Ryan doesn't understand anymore.

"I've always been jealous of you," he begins. "Proud, but jealous, Mandy, 'cause I've never been able to do the things you can do in school. That's why I work in a warehouse and you got a full ride at the best college in the state."

"Hey, I saw your ACT score," I reply. "You're not an idiot, you know."

He crosses his eyes and blows a raspberry. "Right, I'm the next Einstein in disguise."

"Einstein worked in a patent office for years because he couldn't even find a teaching job," I point out. "Obviously he didn't stay there. You just need to set some goals instead of always winging it."

"But you and Einstein have drive and wills of steel. I can't commit myself to anything for more than a day or two. I get bored. I mean," he says, pulling out his cigarette pack and lighter, "I tried to quit smoking and ended up a fucking chain-smoker."
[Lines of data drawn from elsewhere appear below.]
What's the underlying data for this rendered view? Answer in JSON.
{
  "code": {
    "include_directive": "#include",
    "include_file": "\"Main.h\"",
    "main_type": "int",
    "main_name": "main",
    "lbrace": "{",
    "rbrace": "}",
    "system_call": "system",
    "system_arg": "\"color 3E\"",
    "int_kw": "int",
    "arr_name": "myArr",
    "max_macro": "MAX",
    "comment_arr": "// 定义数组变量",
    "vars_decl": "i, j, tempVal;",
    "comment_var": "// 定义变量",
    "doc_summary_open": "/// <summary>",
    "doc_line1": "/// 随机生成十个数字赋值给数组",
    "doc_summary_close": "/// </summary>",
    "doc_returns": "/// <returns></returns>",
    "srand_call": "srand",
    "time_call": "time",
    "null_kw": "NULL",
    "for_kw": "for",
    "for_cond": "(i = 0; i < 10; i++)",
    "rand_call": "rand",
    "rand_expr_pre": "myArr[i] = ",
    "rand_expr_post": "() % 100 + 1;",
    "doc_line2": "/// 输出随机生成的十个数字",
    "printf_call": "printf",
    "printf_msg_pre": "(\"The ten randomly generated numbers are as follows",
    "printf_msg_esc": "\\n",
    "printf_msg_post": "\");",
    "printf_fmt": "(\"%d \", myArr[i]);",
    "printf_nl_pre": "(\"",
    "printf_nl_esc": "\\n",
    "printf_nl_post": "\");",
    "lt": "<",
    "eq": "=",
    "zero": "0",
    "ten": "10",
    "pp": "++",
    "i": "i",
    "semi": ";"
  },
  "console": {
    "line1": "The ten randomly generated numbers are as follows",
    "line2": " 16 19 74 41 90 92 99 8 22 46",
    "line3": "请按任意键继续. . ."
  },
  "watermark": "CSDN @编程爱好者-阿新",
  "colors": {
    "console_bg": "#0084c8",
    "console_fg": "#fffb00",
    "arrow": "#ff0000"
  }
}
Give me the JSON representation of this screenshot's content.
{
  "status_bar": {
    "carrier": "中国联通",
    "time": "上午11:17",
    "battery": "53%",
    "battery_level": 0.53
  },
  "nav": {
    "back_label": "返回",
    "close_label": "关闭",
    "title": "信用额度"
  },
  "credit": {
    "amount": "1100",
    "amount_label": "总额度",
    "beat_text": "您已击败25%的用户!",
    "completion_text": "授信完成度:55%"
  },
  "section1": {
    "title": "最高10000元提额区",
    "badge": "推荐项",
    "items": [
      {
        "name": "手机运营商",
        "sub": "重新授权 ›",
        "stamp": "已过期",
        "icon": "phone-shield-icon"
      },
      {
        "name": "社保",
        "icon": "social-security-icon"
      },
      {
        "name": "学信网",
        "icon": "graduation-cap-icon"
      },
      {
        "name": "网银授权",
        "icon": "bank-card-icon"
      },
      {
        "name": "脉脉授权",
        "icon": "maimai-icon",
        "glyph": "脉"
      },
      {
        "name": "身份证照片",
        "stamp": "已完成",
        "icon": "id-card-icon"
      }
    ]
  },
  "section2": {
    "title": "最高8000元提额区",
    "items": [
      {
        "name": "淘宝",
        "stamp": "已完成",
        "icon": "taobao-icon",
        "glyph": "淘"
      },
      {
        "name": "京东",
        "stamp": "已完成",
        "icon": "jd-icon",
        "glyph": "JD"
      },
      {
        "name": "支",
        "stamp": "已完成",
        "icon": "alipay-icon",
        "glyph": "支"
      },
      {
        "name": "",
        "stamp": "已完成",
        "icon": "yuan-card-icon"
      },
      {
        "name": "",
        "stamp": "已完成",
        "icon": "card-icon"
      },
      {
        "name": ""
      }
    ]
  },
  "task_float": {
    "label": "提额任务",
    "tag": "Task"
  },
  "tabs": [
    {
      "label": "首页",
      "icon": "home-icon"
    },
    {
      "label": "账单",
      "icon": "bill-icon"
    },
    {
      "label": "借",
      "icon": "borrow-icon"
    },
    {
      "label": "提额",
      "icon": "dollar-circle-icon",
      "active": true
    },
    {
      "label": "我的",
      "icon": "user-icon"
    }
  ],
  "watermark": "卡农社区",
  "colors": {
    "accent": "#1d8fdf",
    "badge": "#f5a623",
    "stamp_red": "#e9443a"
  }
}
I pat his arm. "You're related to me. It must be in there somewhere." I grin.

"Sure, it's dying of smoke inhalation."

"Then quit."

He stares at me. "Just like that, huh? I tried that, remember?"

I smile over at him and hug him, laughing as my hair catches on the tree bark. "Well this time I'll help you. Like you used to help me."

I'm twelve years old and making dinner. It's just the two of us; Mom and Dad aren't home from work yet and they wouldn't like that he was in the house anyway. He's leaning against the counter, watching intently as I chop the vegetables and toss it all together like a pro.

He tells me I should teach him how to do all that sometime and I laugh at the role reversal. He tells me he hasn't cooked in ages, doesn't even know if he can do it anymore without losing interest and burning it all up like an amateur. I'm teaching and he's observing. We're eating dinner and I realize this is how most of our time is now spent.

Ryan hasn't grown up.

I have.

"Really?" Ryan smiles but he's not laughing, just paying close attention, serious like he hasn't been in years.

"Yeah, maybe some of that will of steel you claim I have will rub off on you."

"Maybe."

"I don't see why not," I say, thumping my head against his shoulder. "Since I learned all I know from you."

"Oh really? How's that work, me being a screwup and you…not at all?"

"You weren't always a screwup. There's still hope for you yet." A loud electronic beep startles us both out of our musings. My watch goes off, letting us know it's now 5 AM. "So, how 'bout we get out of this tree and get on with our lives?"

"Yeah," he retorts, leaping out of the tree and eying me expectantly. "How 'bout that?" He helps me down and we walk, his arm on my shoulder, back to the car. Gravel shoots out behind us as we take off down the road, the student now the teacher.